Comme son père, il devint détaché. Blasé par les gens du village, en particulier ceux de son âge.
Le jeune garçon avait aussi finit par s'habituer à rester dans le cimetière, qui était sans équivoque l'endroit le plus silencieux du village. Il en aimait le côté solennel, presque sacré.

Le cimetière était situé à l'écart du village, en haut d'une des imposantes collines qui le cernait, et la maison des croque-morts se trouvait juste à côté de son portail.
Il était à l'endroit qui représentait le mieux le ressenti des gens du village concernant leurs chers disparus. Les morts n'avaient plus rien à faire avec les vivants, mais il devaient pouvoir les observer pour veiller sur eux.
Et il est vrai que depuis le cimetière, la vue était imprenable.
Merrick aimait grimper sur le toit du tombeau de la famille du maire, le plus haut de tous, pour profiter du paysage le plus possible lorsqu'il sculptait des petits sujets.
C'était Oreste qui lui avait appris à tailler des animaux dans le bois, un peu par hasard.

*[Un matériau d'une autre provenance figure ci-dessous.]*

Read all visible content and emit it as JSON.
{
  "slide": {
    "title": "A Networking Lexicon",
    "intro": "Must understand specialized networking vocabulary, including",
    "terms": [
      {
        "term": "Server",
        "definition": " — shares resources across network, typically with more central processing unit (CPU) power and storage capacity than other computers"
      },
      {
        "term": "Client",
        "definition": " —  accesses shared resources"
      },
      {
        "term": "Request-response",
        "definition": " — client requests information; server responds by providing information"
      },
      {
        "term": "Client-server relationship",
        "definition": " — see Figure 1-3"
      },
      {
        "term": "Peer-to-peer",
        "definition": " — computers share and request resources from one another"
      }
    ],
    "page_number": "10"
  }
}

La ferme d'Oreste était la bâtisse la moins éloignée du cimetière, un de ses prés allait même jusqu'aux abords du terrain alloué à la famille de Merrick. Celui-ci avait donc souvent l'occasion d'y voir les bêtes du fermier.
Un jour, alors que Merrick ne devait pas avoir plus de dix ans, il se fit chahuté une énième fois par les enfants du village et, tout naturellement, rentra donc se réfugier parmi les tombes pour y pleurer tout son soûl. Une main réconfortante s'était posée sur son épaule.

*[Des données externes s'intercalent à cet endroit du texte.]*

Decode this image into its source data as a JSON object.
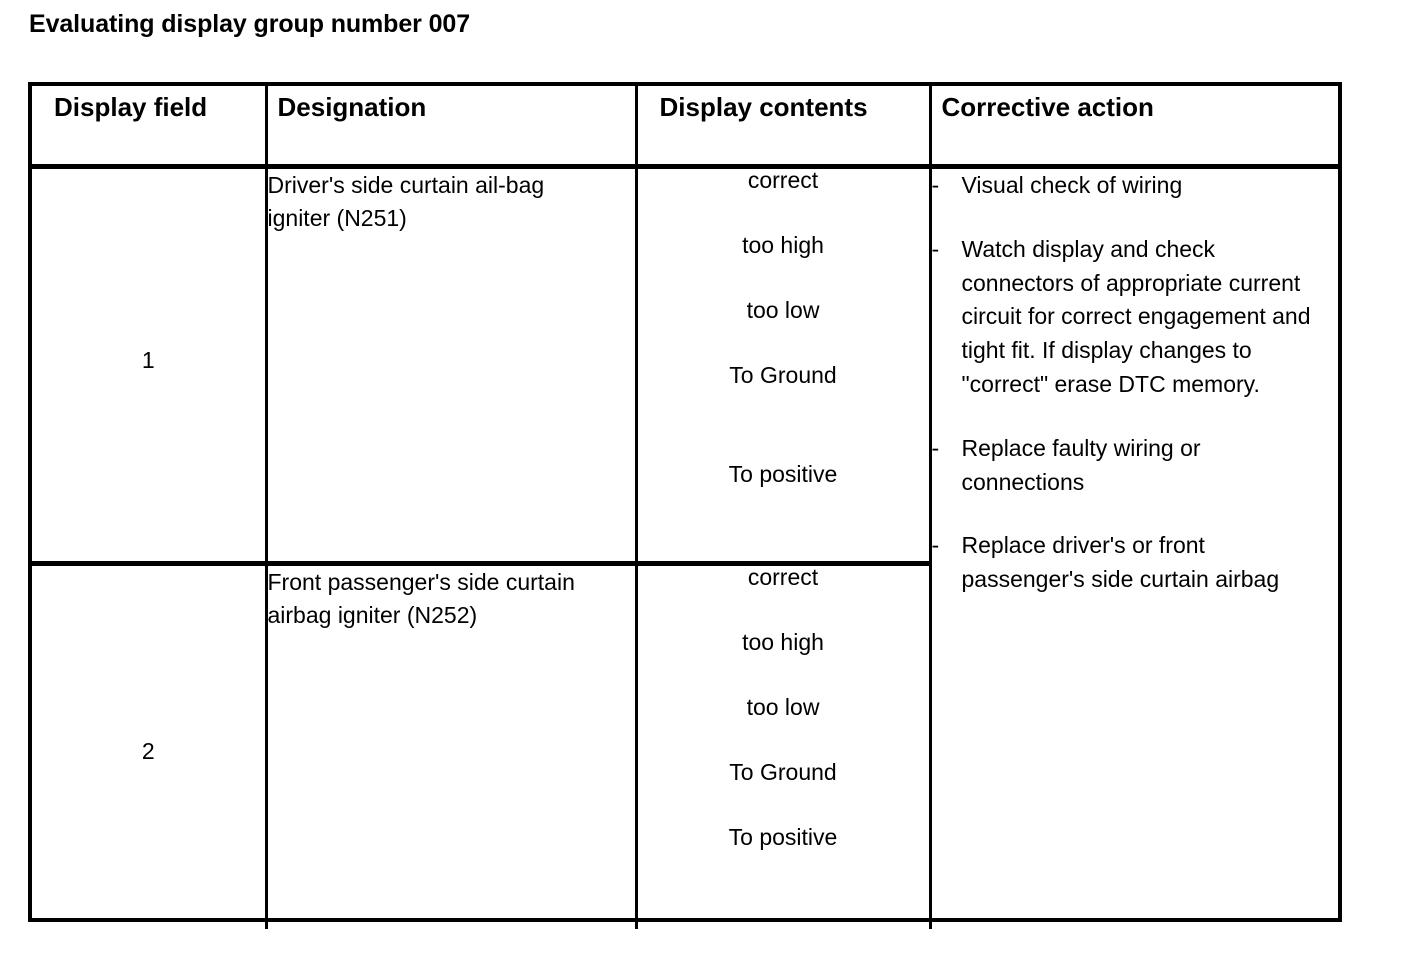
{
  "document": {
    "title": "Evaluating display group number 007"
  },
  "table": {
    "headers": {
      "display_field": "Display field",
      "designation": "Designation",
      "display_contents": "Display contents",
      "corrective_action": "Corrective action"
    },
    "rows": [
      {
        "display_field": "1",
        "designation": "Driver's side curtain ail-bag igniter (N251)",
        "display_contents": [
          "correct",
          "too high",
          "too low",
          "To Ground",
          "To positive"
        ]
      },
      {
        "display_field": "2",
        "designation": "Front passenger's side curtain airbag igniter (N252)",
        "display_contents": [
          "correct",
          "too high",
          "too low",
          "To Ground",
          "To positive"
        ]
      }
    ],
    "corrective_action": {
      "bullet": "-",
      "items": [
        "Visual check of wiring",
        "Watch display and check connectors of appropriate current circuit for correct engagement and tight fit. If display changes to \"correct\" erase DTC memory.",
        "Replace faulty wiring or connections",
        "Replace driver's or front passenger's side curtain airbag"
      ]
    }
  },
  "colors": {
    "text": "#000000",
    "background": "#ffffff",
    "border": "#000000"
  }
}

« Un grand garçon comme toi ne pleure plus, lui avait dit Oreste sur un ton bienveillant mais ferme.
– Les autres... C'est à cause des autres que je pleure. Ils me mettent en rage !
– Alors ne leur fais pas plaisir en leur donnant ce qu'ils veulent. »

Merrick avait regardé avec étonnement le fermier. Il n'avait jamais vu les choses sous cet angle.
De sa poche, Oreste sortit un petit mouton sculpté grossièrement dans du bois et le tendit au jeune garçon qui le prit avec précaution et l'observa. Ce n'était pas très réaliste et le bois n'était pas vernis. On aurait dit que le morceau d'olivier que le fermier avait choisi avait déjà eu la forme vague d'un mouton que l'homme l'avait simplement affiné pour que chacun puisse y reconnaître l'animal.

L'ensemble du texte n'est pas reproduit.